Fort Mill, Tega Cay voters offer preview of coming contests
Now the presidential primary votes in this state are in the rear-view mirror, people know how South Carolina voters feel about the candidates. But what about Fort Mill Township voters?
Below is a breakdown of how the two primary votes went locally, and what those decisions could mean for this year’s general election.
The demographics
York County has 153,583 registered voters. More than 38,000 of them, almost 25 percent, cast votes in the Republican primary. Just more than 14,000 voted in the Democratic primary, for a 9 percent turnout.
Fort Mill has 20 precincts. Tega Cay has three. Those precincts have a combined 43,691 registered voters. The biggest precincts are Fort Mill No. 1 (2,737 voters), Steele Creek (2,530), Fort Mill No. 2 (2,370) and Shoreline (2,312). The smallest are Carolina (1,200), Stateline (1,337) and Baxter (1,383).
Who voted Republican?
In 16 of 23 local precincts, at least 25 percent of registered voters cast ballots in the Republican primary. Highest percentages came from Orchard Park, Fort Mill No. 2 and Dobys Bridge, all with more than 30 percent. Orchard Park led with 34 percent.
In every local precinct, the top three vote-getters were Donald Trump, Marco Rubio and Ted Cruz. Trump won 14 precincts, finishing third only three times. Rubio won seven. Cruz won the remaining two. In Tega Cay, all three precincts voted Trump, Rubio and Cruz in that order, the most common finish locally.
Who voted Democrat?
Turnout ranged from 4.82 percent at Fort Mill No. 4 to 9.62 percent at Fort Mill No. 5. The most votes came from Fort Mill No. 1 (190), Windjammer (167), Palmetto (161) and Shoreline (156). Tega Cay cast more Democratic votes, by percentage, than Fort Mill.
But, the highest number of Democratic votes from a precinct still trailed the lowest number of Republican votes from a precinct by 67 votes.
The Democratic contest was a two-person race, with Hillary Clinton (63 percent) and Bernie Sanders (36 percent) collecting more than 99 percent of the vote countywide. The rest were write-ins. Clinton won 18 local precincts, Sanders the remaining five. Her biggest win came by 69 votes in Fort Mill No. 4, her smallest by a single vote in Fort Mill No. 2. Sanders won biggest in Baxter, by nine votes. His closest wins came in the Riverview and Shoreline precincts, each by three votes.
Why it matters
Along with helping decide presidential nominations, local primaries offer a glimpse of the voting population in the township. This year brings one of the few local elections where those demographics matter.
All seven York County Council seats, including three representing parts of Fort Mill or Tega Cay, come due this fall. Unlike Fort Mill Town Council, Tega Cay City Council and the Fort Mill School Board, the county seats involve partisan votes. Two of those three seats belong to Republicans, one to a Democrat.

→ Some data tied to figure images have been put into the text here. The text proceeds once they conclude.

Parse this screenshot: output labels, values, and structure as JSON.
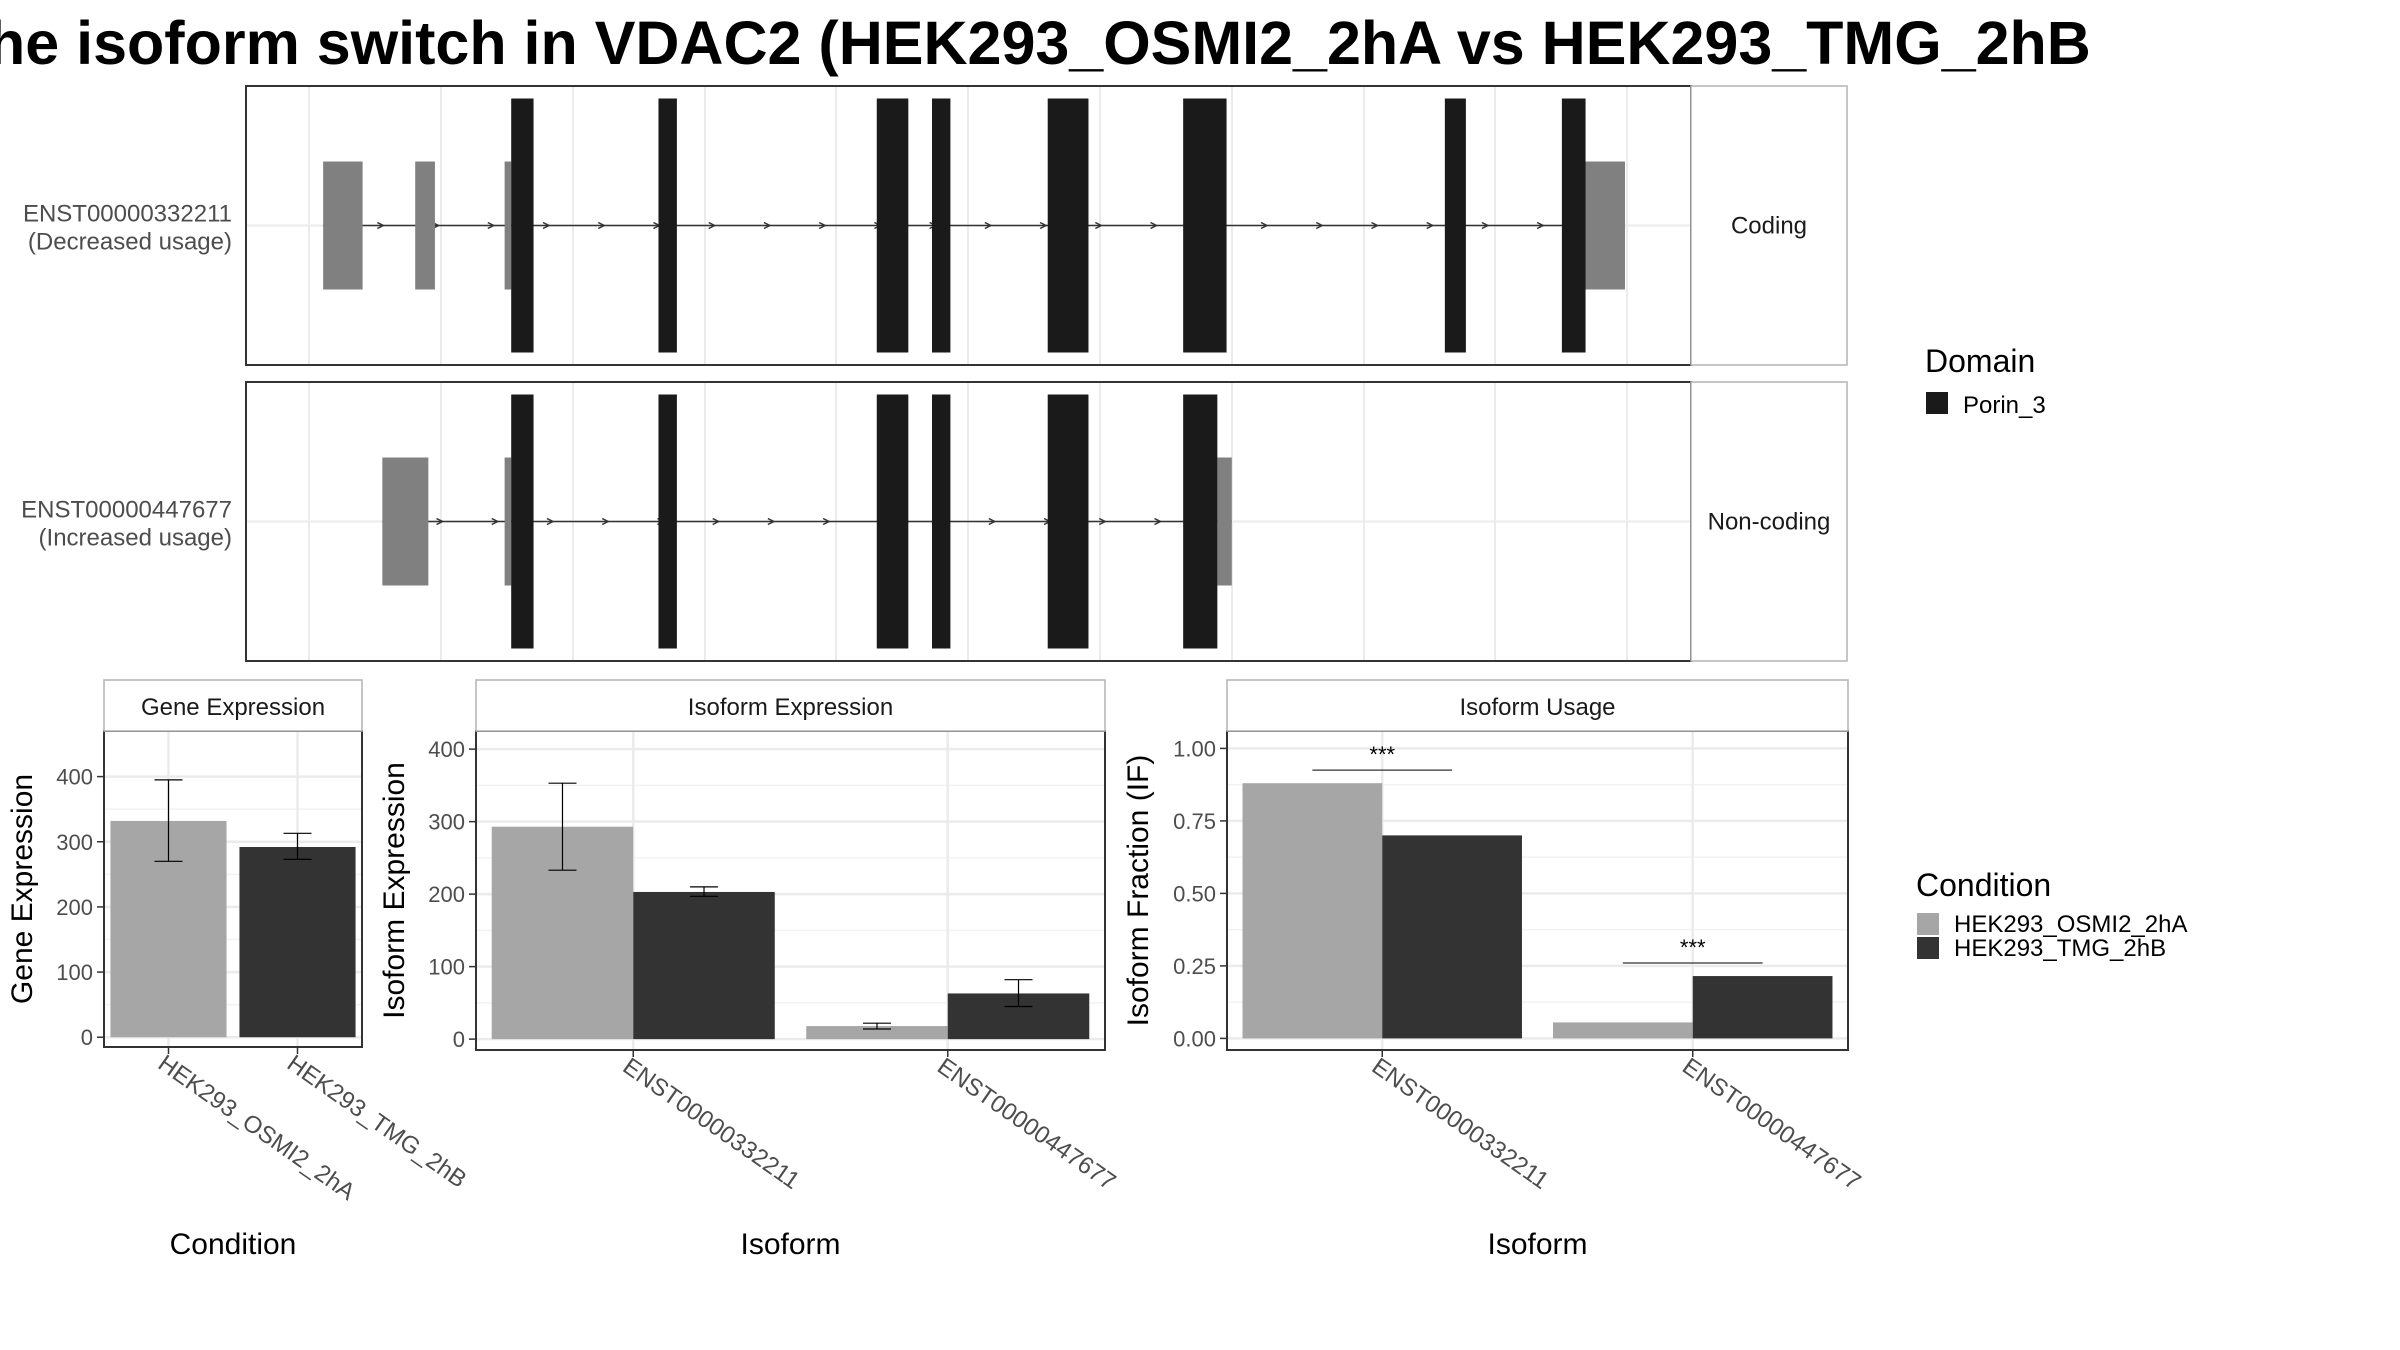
{
  "title": "he isoform switch in VDAC2 (HEK293_OSMI2_2hA vs HEK293_TMG_2hB",
  "colors": {
    "domain": "#1a1a1a",
    "utr": "#808080",
    "condition_a": "#a6a6a6",
    "condition_b": "#333333",
    "grid": "#ebebeb",
    "panel_border": "#333333",
    "strip_border": "#b3b3b3"
  },
  "chart_data": [
    {
      "type": "gene-structure",
      "tracks": [
        {
          "transcript": "ENST00000332211",
          "usage": "(Decreased usage)",
          "facet": "Coding",
          "utr_blocks": [
            [
              0.01,
              0.04
            ],
            [
              0.08,
              0.095
            ],
            [
              0.148,
              0.153
            ],
            [
              0.953,
              0.966
            ],
            [
              0.966,
              1.0
            ]
          ],
          "domain_blocks": [
            [
              0.153,
              0.17
            ],
            [
              0.265,
              0.279
            ],
            [
              0.431,
              0.455
            ],
            [
              0.473,
              0.487
            ],
            [
              0.561,
              0.592
            ],
            [
              0.664,
              0.697
            ],
            [
              0.863,
              0.879
            ],
            [
              0.952,
              0.97
            ]
          ]
        },
        {
          "transcript": "ENST00000447677",
          "usage": "(Increased usage)",
          "facet": "Non-coding",
          "utr_blocks": [
            [
              0.055,
              0.09
            ],
            [
              0.148,
              0.153
            ],
            [
              0.69,
              0.701
            ]
          ],
          "domain_blocks": [
            [
              0.153,
              0.17
            ],
            [
              0.265,
              0.279
            ],
            [
              0.431,
              0.455
            ],
            [
              0.473,
              0.487
            ],
            [
              0.561,
              0.592
            ],
            [
              0.664,
              0.69
            ]
          ]
        }
      ],
      "legend": {
        "title": "Domain",
        "items": [
          "Porin_3"
        ]
      }
    },
    {
      "type": "bar",
      "panel_title": "Gene Expression",
      "xlabel": "Condition",
      "ylabel": "Gene Expression",
      "ylim": [
        -15,
        470
      ],
      "yticks": [
        0,
        100,
        200,
        300,
        400
      ],
      "categories": [
        "HEK293_OSMI2_2hA",
        "HEK293_TMG_2hB"
      ],
      "series": [
        {
          "values": [
            332,
            292
          ],
          "err_low": [
            270,
            273
          ],
          "err_high": [
            395,
            313
          ]
        }
      ]
    },
    {
      "type": "bar",
      "panel_title": "Isoform Expression",
      "xlabel": "Isoform",
      "ylabel": "Isoform Expression",
      "ylim": [
        -15,
        425
      ],
      "yticks": [
        0,
        100,
        200,
        300,
        400
      ],
      "categories": [
        "ENST00000332211",
        "ENST00000447677"
      ],
      "series": [
        {
          "name": "HEK293_OSMI2_2hA",
          "values": [
            293,
            18
          ],
          "err_low": [
            233,
            14
          ],
          "err_high": [
            353,
            22
          ]
        },
        {
          "name": "HEK293_TMG_2hB",
          "values": [
            203,
            63
          ],
          "err_low": [
            197,
            45
          ],
          "err_high": [
            210,
            82
          ]
        }
      ]
    },
    {
      "type": "bar",
      "panel_title": "Isoform Usage",
      "xlabel": "Isoform",
      "ylabel": "Isoform Fraction (IF)",
      "ylim": [
        -0.04,
        1.06
      ],
      "yticks": [
        "0.00",
        "0.25",
        "0.50",
        "0.75",
        "1.00"
      ],
      "categories": [
        "ENST00000332211",
        "ENST00000447677"
      ],
      "series": [
        {
          "name": "HEK293_OSMI2_2hA",
          "values": [
            0.88,
            0.055
          ]
        },
        {
          "name": "HEK293_TMG_2hB",
          "values": [
            0.7,
            0.215
          ]
        }
      ],
      "significance": [
        {
          "label": "***",
          "y": 0.925
        },
        {
          "label": "***",
          "y": 0.26
        }
      ]
    }
  ],
  "condition_legend": {
    "title": "Condition",
    "items": [
      "HEK293_OSMI2_2hA",
      "HEK293_TMG_2hB"
    ]
  }
}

In 2014, neither Michael Johnson, Christi Cox or Chad Williams had opposition in the general election. If multiple candidates from any party file for any of the three local seats this year, those parties will select a single candidate during the June 14 primaries. If any of the seats have candidates from multiple parties, the general election will decide the seat Nov. 8.
Filing for the county seats opens March 16, running through March 30. While those seats could be decided this summer or by single-candidate filings, a fall contest likely would bring out the highest voter turnout in years.
In 2014, York County voters cast more than 58,000 votes in the general election, good for a 39 percent voter turnout. Despite a smaller population in 2012, the last time a presidential race made the ballot, more than 100,000 York County voters cast ballots. Those votes represent a 70 percent voter turnout.